Jakarta, CNBC Indonesia — Investor asing mulai terlihat selektif menjelang pengumuman hasil evaluasi indeks Morgan Stanley Capital International (MSCI) pada 12 Mei 2026 mendatang.

Meski secara keseluruhan masih mencatatkan net foreign sell Rp 482,1 miliar di seluruh pasar pada perdagangan Rabu (6/5/2026), sejumlah saham justru ramai diborong asing.

Saham berbasis komoditas hingga blue chip seperti PT Timah Tbk (TINS), PT Aneka Tambang Tbk (ANTM), PT Telkom Indonesia (Persero) Tbk (TLKM), hingga PT Bank Rakyat Indonesia (Persero) Tbk (BBRI) masuk daftar saham dengan net foreign buy terbesar. 

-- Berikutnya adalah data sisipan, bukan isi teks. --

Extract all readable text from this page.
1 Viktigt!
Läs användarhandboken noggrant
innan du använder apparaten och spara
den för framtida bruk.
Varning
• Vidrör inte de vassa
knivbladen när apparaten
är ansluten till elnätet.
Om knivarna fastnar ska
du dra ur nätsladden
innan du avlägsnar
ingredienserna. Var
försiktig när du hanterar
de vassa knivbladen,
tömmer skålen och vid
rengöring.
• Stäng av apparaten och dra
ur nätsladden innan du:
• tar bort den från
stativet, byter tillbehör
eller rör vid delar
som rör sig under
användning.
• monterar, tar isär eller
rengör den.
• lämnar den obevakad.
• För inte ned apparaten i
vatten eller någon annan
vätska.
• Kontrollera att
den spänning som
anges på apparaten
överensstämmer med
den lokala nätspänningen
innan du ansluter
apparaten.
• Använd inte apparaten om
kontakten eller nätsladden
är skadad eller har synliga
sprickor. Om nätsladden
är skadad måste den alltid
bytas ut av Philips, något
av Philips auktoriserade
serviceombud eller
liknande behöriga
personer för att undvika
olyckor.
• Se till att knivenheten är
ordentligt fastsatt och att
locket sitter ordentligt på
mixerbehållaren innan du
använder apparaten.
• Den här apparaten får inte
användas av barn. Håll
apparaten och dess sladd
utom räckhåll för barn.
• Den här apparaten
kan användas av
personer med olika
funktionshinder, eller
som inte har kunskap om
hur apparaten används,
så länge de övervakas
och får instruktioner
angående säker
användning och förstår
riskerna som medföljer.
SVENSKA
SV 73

Selengkapnya berikut 10 saham dengan net foreign buy terbesar pada perdagangan kemarin: 

  1. PT Timah (Persero) Tbk (TINS) - Rp 87,2 miliar
  2. PT Aneka Tambang (Persero) Tbk (ANTM) - Rp 71,7 miliar
  3. PT Telkom Indonesia (Persero) Tbk (TLKM) - Rp 53,8 miliar
  4. PT Bank Rakyat Indonesia (Persero) Tbk (BBRI) - Rp 38,2 miliar
  5. PT Energi Mega Persada Tbk (ENRG) - Rp 35,8 miliar
  6. PT Sumber Alfaria Trijaya Tbk (AMRT) - Rp 31,1 miliar
  7. PT Unilever Indonesia Tbk (UNVR) - Rp 30,2 miliar
  8. PT Alamtri Resources Indonesia Tbk (ADRO) - Rp 29,9 miliar
  9. PT Multi Bintang Indonesia Tbk (MLBI) - Rp 29,3 miliar
  10. PT Indofood Sukses Makmur Tbk (INDF) - Rp 27,4 miliar

Adapun pada perdagangan kemarin IHSG tetap mampu bertahan di zona hijau seiring penguatan sejumlah saham komoditas dan telekomunikasi. IHSG bertahan di zona hijau selama tiga hari beruntun. 

Sentimen pasar juga masih ditopang optimisme terhadap pertumbuhan ekonomi domestik kuartal I-2026, walaupun investor asing masih cenderung berhati-hati di tengah tekanan rupiah.

IHSG ditutup menguat 0,50% atau naik 35,36 poin ke level 7.092,47 pada akhir perdagangan. Sebanyak 341 saham menguat, 196 saham stagnan dan hanya 290 saham yang melemah.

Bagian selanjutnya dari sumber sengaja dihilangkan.